Commentary: E15 Mandate is more harmful than it appears
November 02
06:00 2017

Across this great nation, African-American families are struggling to do more with less.  They must find ways to keep food on the table at a time when costs are skyrocketing and they are trying to rebuild savings by stringing together part-time jobs.  The Pew Research Center recently reported an alarming statistic:  “the median wealth of non-Hispanic black households fell 33.7%, from $16,600 in 2010 to $11,000 in 2013”.

Given the harsh economic reality of many African-American families, I’ve been disappointed to learn a large number of communities have voted in favor of an ordinance which would bring them even further harm.  Requiring E15 (15 percent corn ethanol, 85% gasoline) to be sold in gas stations, adversely affect many of the most vulnerable citizens.

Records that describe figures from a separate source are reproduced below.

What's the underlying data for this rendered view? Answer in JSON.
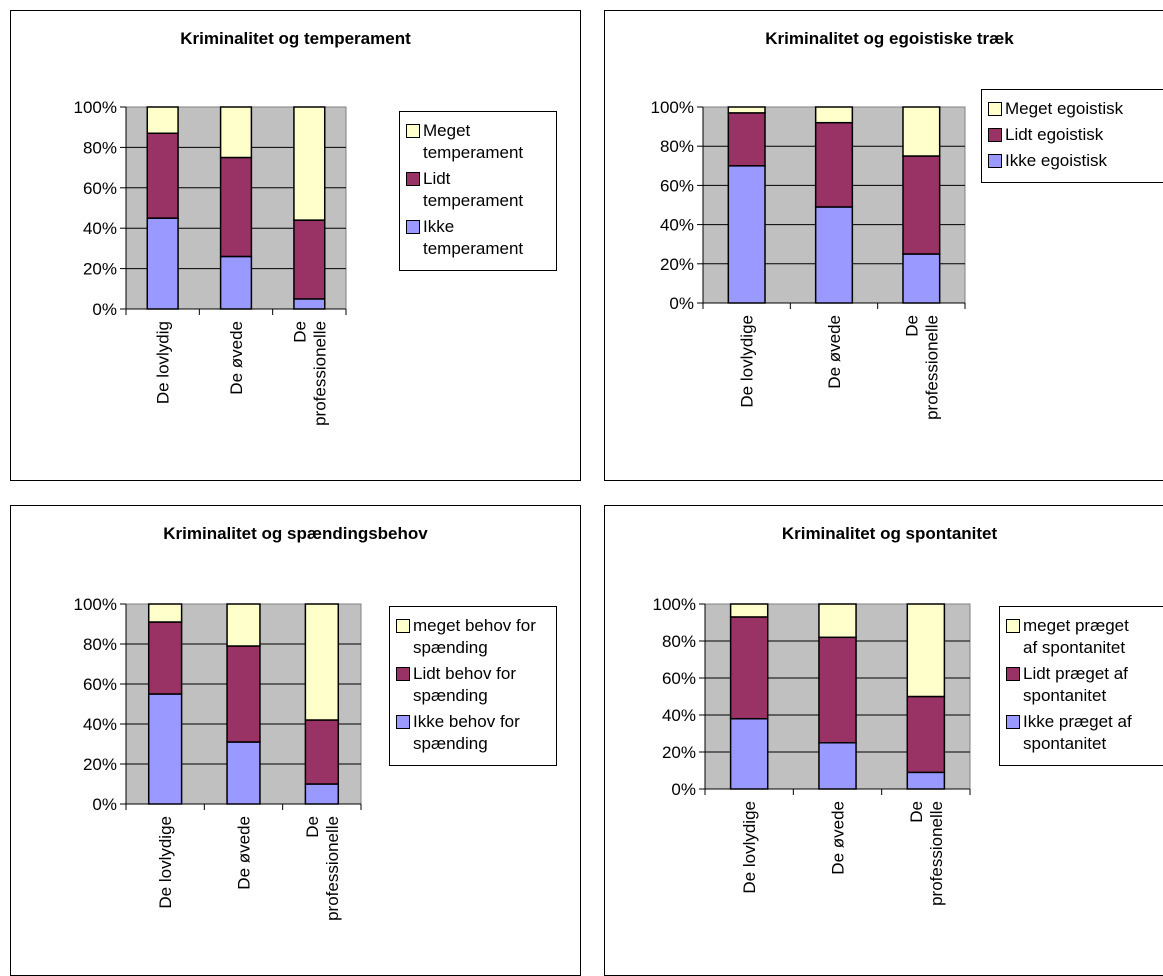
{
  "colors": {
    "low": "#9999ff",
    "mid": "#993366",
    "high": "#ffffcc",
    "plot_bg": "#c0c0c0"
  },
  "chart_data": [
    {
      "type": "bar",
      "stacked": true,
      "title": "Kriminalitet og temperament",
      "categories": [
        "De lovlydig",
        "De øvede",
        "De\nprofessionelle"
      ],
      "yticks": [
        "0%",
        "20%",
        "40%",
        "60%",
        "80%",
        "100%"
      ],
      "ylim": [
        0,
        100
      ],
      "series": [
        {
          "name": "Ikke\ntemperament",
          "values": [
            45,
            26,
            5
          ]
        },
        {
          "name": "Lidt\ntemperament",
          "values": [
            42,
            49,
            39
          ]
        },
        {
          "name": "Meget\ntemperament",
          "values": [
            13,
            25,
            56
          ]
        }
      ],
      "grid": true,
      "legend": "right"
    },
    {
      "type": "bar",
      "stacked": true,
      "title": "Kriminalitet og egoistiske træk",
      "categories": [
        "De lovlydige",
        "De øvede",
        "De\nprofessionelle"
      ],
      "yticks": [
        "0%",
        "20%",
        "40%",
        "60%",
        "80%",
        "100%"
      ],
      "ylim": [
        0,
        100
      ],
      "series": [
        {
          "name": "Ikke egoistisk",
          "values": [
            70,
            49,
            25
          ]
        },
        {
          "name": "Lidt egoistisk",
          "values": [
            27,
            43,
            50
          ]
        },
        {
          "name": "Meget egoistisk",
          "values": [
            3,
            8,
            25
          ]
        }
      ],
      "grid": true,
      "legend": "right"
    },
    {
      "type": "bar",
      "stacked": true,
      "title": "Kriminalitet og spændingsbehov",
      "categories": [
        "De lovlydige",
        "De øvede",
        "De\nprofessionelle"
      ],
      "yticks": [
        "0%",
        "20%",
        "40%",
        "60%",
        "80%",
        "100%"
      ],
      "ylim": [
        0,
        100
      ],
      "series": [
        {
          "name": "Ikke behov for\nspænding",
          "values": [
            55,
            31,
            10
          ]
        },
        {
          "name": "Lidt behov for\nspænding",
          "values": [
            36,
            48,
            32
          ]
        },
        {
          "name": "meget behov for\nspænding",
          "values": [
            9,
            21,
            58
          ]
        }
      ],
      "grid": true,
      "legend": "right"
    },
    {
      "type": "bar",
      "stacked": true,
      "title": "Kriminalitet og spontanitet",
      "categories": [
        "De lovlydige",
        "De øvede",
        "De\nprofessionelle"
      ],
      "yticks": [
        "0%",
        "20%",
        "40%",
        "60%",
        "80%",
        "100%"
      ],
      "ylim": [
        0,
        100
      ],
      "series": [
        {
          "name": "Ikke præget af\nspontanitet",
          "values": [
            38,
            25,
            9
          ]
        },
        {
          "name": "Lidt præget af\nspontanitet",
          "values": [
            55,
            57,
            41
          ]
        },
        {
          "name": "meget præget\naf spontanitet",
          "values": [
            7,
            18,
            50
          ]
        }
      ],
      "grid": true,
      "legend": "right"
    }
  ]
}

Currently 10 percent (E10) is the highest corn ethanol content sold.  Supporters said that E15 will improve the environment and lower prices, however, many experts have countered those claims, including scientists, economists, owners of gas stations, restaurant owners, car manufacturers, AAA and even bakers, food pantries and the environmental community.

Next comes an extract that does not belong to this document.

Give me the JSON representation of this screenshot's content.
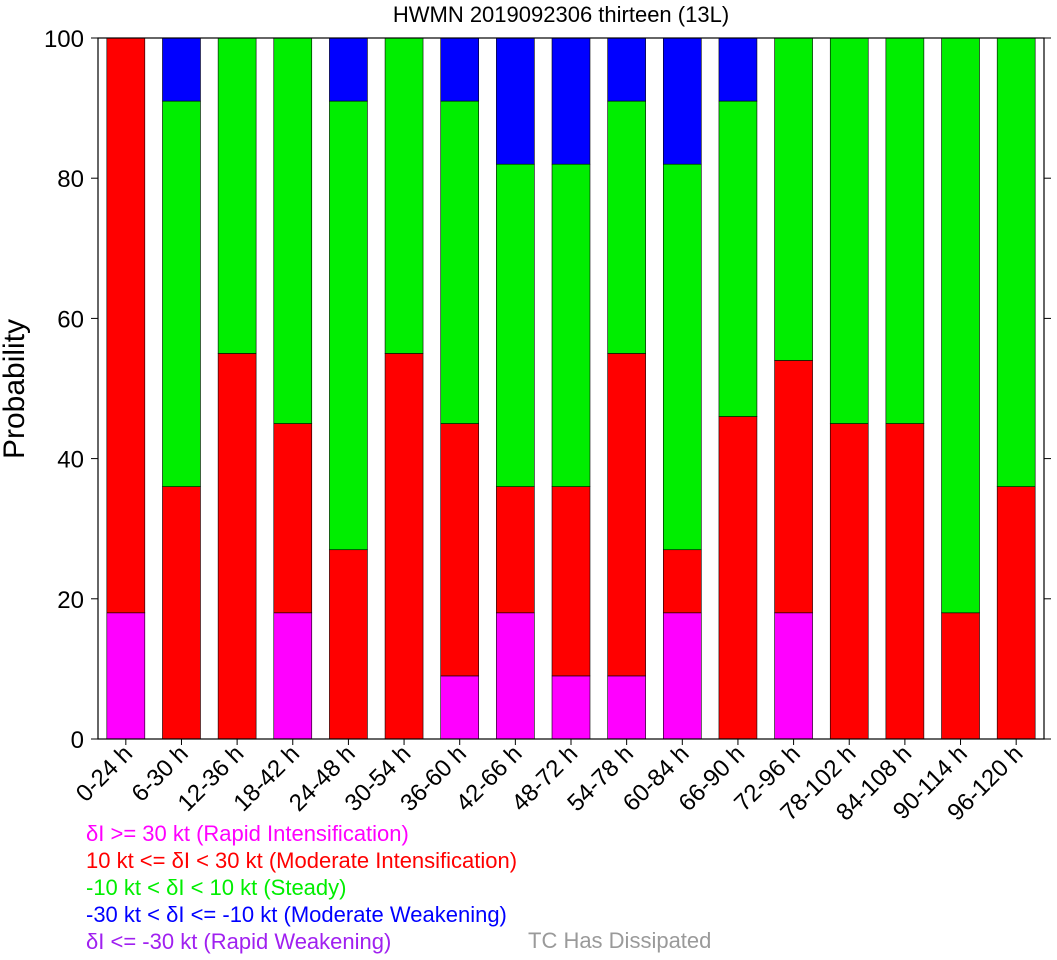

Corn is used not only in fuel, it is also used for almost every type of food that we consume such as cereal, bread, gravy, (corn syrup, corn starch), fried foods (corn oil), and chicken, beef, pork (corn-feed).  The more corn grown for fuel, the less land for corn for food and feed, driving up costs.  According to FarmEcon, ethanol mandates could result in a family of four paying more than $2,000 per year in extra food costs.  For African-American families who are already struggling to make ends meet, added food costs would undoubtedly hurt.

E15 could also damage car engines as well as lawnmowers, snowblowers, motorcycles and other small engines. When you’re out several thousand dollars because your car or tools got ruined by this slightly higher ethanol blend, or because you accidentally filled up on E15, you’ll understand why the move to E15 is being opposed by a diverse set of groups.

Then there is the local service station owner who has to pay upward of $125,000 to install the equipment that will dispense E15.  Those stations provide jobs, food and staples for families in the community.  What happens to those jobs and retail options for those small owners who won’t be able to afford to install expensive equipment?  They will be gone.  And for larger station owners who can and will have to spend a small fortune to stay in business, who do you think they’re going to pass the costs on to? Their customers, of course.

Proponents of E15 tell us that ethanol blends are less expensive than unadulterated gasoline, but this isn’t true. Because ethanol burns faster than gasoline, so drivers using it run out of fuel faster and have to fill up more often.   Where is the savings?

And E15’s environmental benefits are not what they are purported to be. Studies and reports have concluded that corn ethanol could actually contribute to higher greenhouse gas emissions (GHG).  .Also, increased demand for corn for fuel has led to billions of pounds of fertilizer in rivers, lakes and groundwater. How environmentally friendly is that?